Pour Willem, qui collabore aussi à Charlie, "c'est toute la presse qui est sous intimidation, il ne faut pas se laisser faire. C'est un journal qui a été décapité, comme en Syrie, en Irak. C'est unique au monde qu'un journal soit tué comme ça".

Sur Twitter, Plantu a dessiné une pancarte en lettre de sang, pour rendre hommage à ses confrères tués, avec cette seule phrase: "de tout coeur avec Charlie Hebdo".

"Ceux qui tuent les caricaturistes, tuent ceux qui les obligent à réfléchir. L'outrance est censée obliger les gens à réfléchir sur eux-mêmes, comme un miroir. C'est le boulot du dessinateur. Ceux qui tuent les caricaturistes ne veulent pas voir le réel", a commenté Olivier Ranson.

"Avec Cabu nous avons perdu un génie de la caricature, et moi un grand ami", a déclaré Michel Gaillard, patron du Canard Enchaîné, l'autre journal satirique où travaillait souvent Cabu.

"Je suis effondré, je ressens à peu près les mêmes choses que j'ai pu ressentir le 11 septembre lors des attentats de New York. J'ai l'impression qu'il y aura un avant et un après 7 janvier. Cabu et Wolinski ont fait des choses extrêmement gonflées, ils ont provoqué mais c'est la noblesse de la presse satirique. C'est toute la liberté d'expression qui est blessée", a résumé Philippe Geluck.

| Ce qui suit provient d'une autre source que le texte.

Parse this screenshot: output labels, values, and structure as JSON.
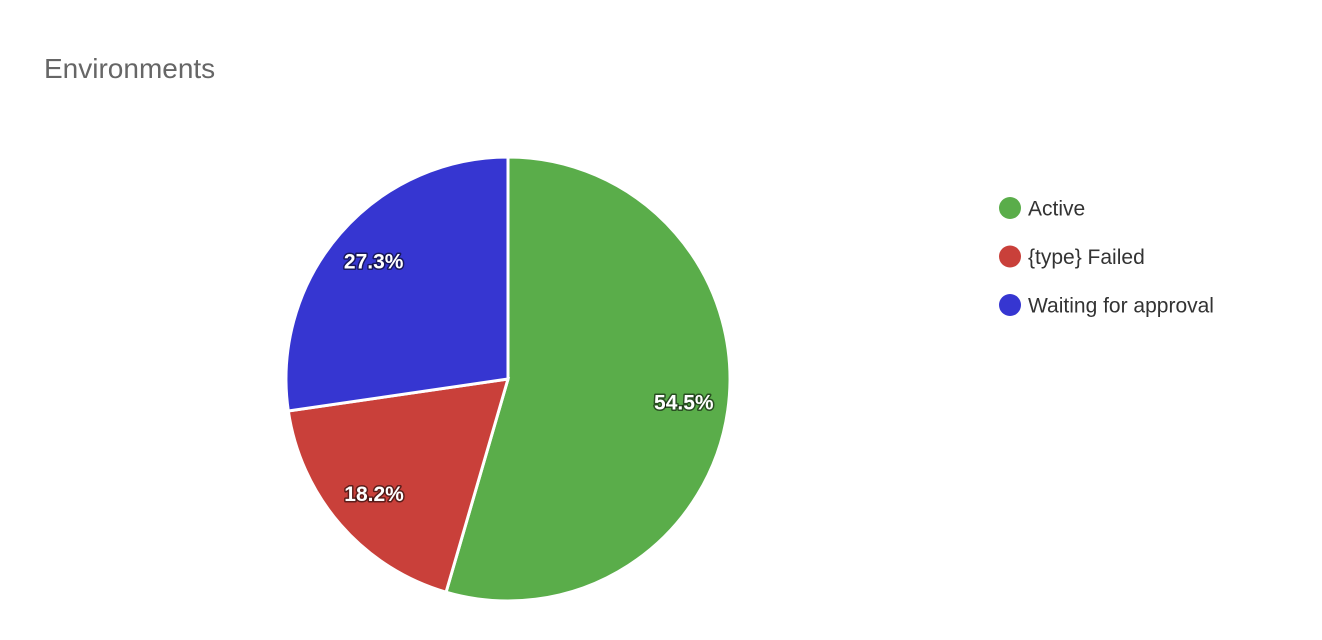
{
  "chart_data": {
    "type": "pie",
    "title": "Environments",
    "categories": [
      "Active",
      "{type} Failed",
      "Waiting for approval"
    ],
    "values": [
      54.5,
      18.2,
      27.3
    ],
    "value_labels": [
      "54.5%",
      "18.2%",
      "27.3%"
    ],
    "colors": [
      "#5aad4a",
      "#c9403a",
      "#3636d1"
    ],
    "legend": "right"
  }
}
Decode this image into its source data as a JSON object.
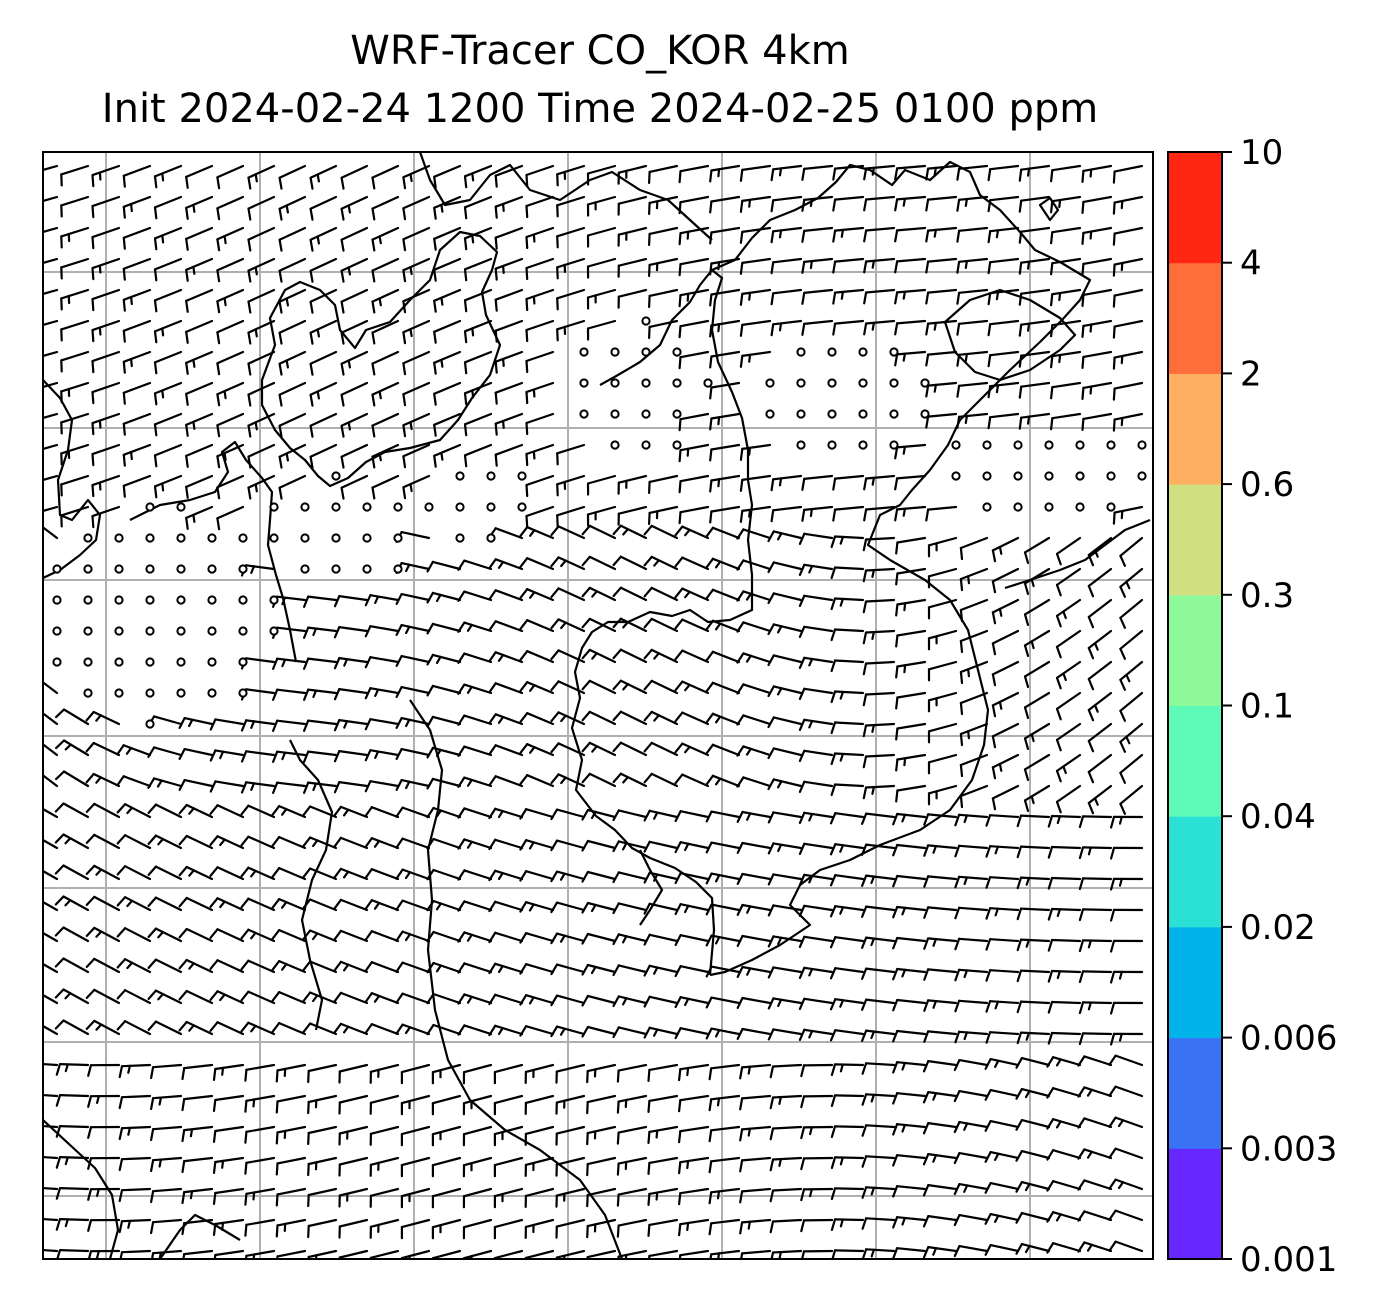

Le monde de la BD pleure des "maîtres"

"Au siège de Charlie Hebdo, des hommes sont morts pour avoir été des dessinateurs, des esprits libres", a déclaré de son côté le délégué général du Festival de la BD d'Angoulême, pleurant les victimes de l'attentat.

Tout comme les éditions Glénat. "Parmi les 12 personnes assassinées à la rédaction de Charlie Hebdo, quatre auteurs proches des éditions Glénat sont morts parce qu'ils défendaient leurs idées, leur vision du monde, leur bonheur de toujours dessiner notre vie quotidienne", a dit la maison d'édition qui a adopté le logo "Je suis Charlie". Le PDG des éditions Glénat, Jacques Glénat, qui débuta comme garçon de courses à Charlie Hebdo, "pleure ses maîtres Wolinski et Cabu et leurs jeunes disciples Tignous et Charb". "Ils sont morts au champ d'honneur de la liberté de la presse", ajoute l'éditeur.

De son côté, Franck Bondoux, le délégué général du Festival international de la bande dessinée d'Angoulême a rappelé que certains des dessinateurs morts lors de l'attentat "nous étaient très familiers, en particulier Georges Wolinski, Grand Prix du Festival 2005". "Tous nous étaient proches, car ils avaient ce même talent de savoir tout dire en quelques traits, pour nous donner à penser", a-t-il souligné. "Parce que c'est notre vocation, grâce aux auteurs de BD qui nous montrent la voie, nous continuerons de penser, avec eux et par nous-mêmes, pousuit-il. "Et avec une certitude: le dessin est éternel et, dans nos coeurs, les dessinateurs disparus de Charlie Hebdo le seront toujours aussi. Le dessin et ses dessinateurs sont éternels."

La bande dessinée, en quelques décennies, s'est emparée de l'actualité du monde. C'était d'ailleurs le thème principal de l'édition 2014 du Festival. La 24e édition se déroulera du 29 janvier au 1er février.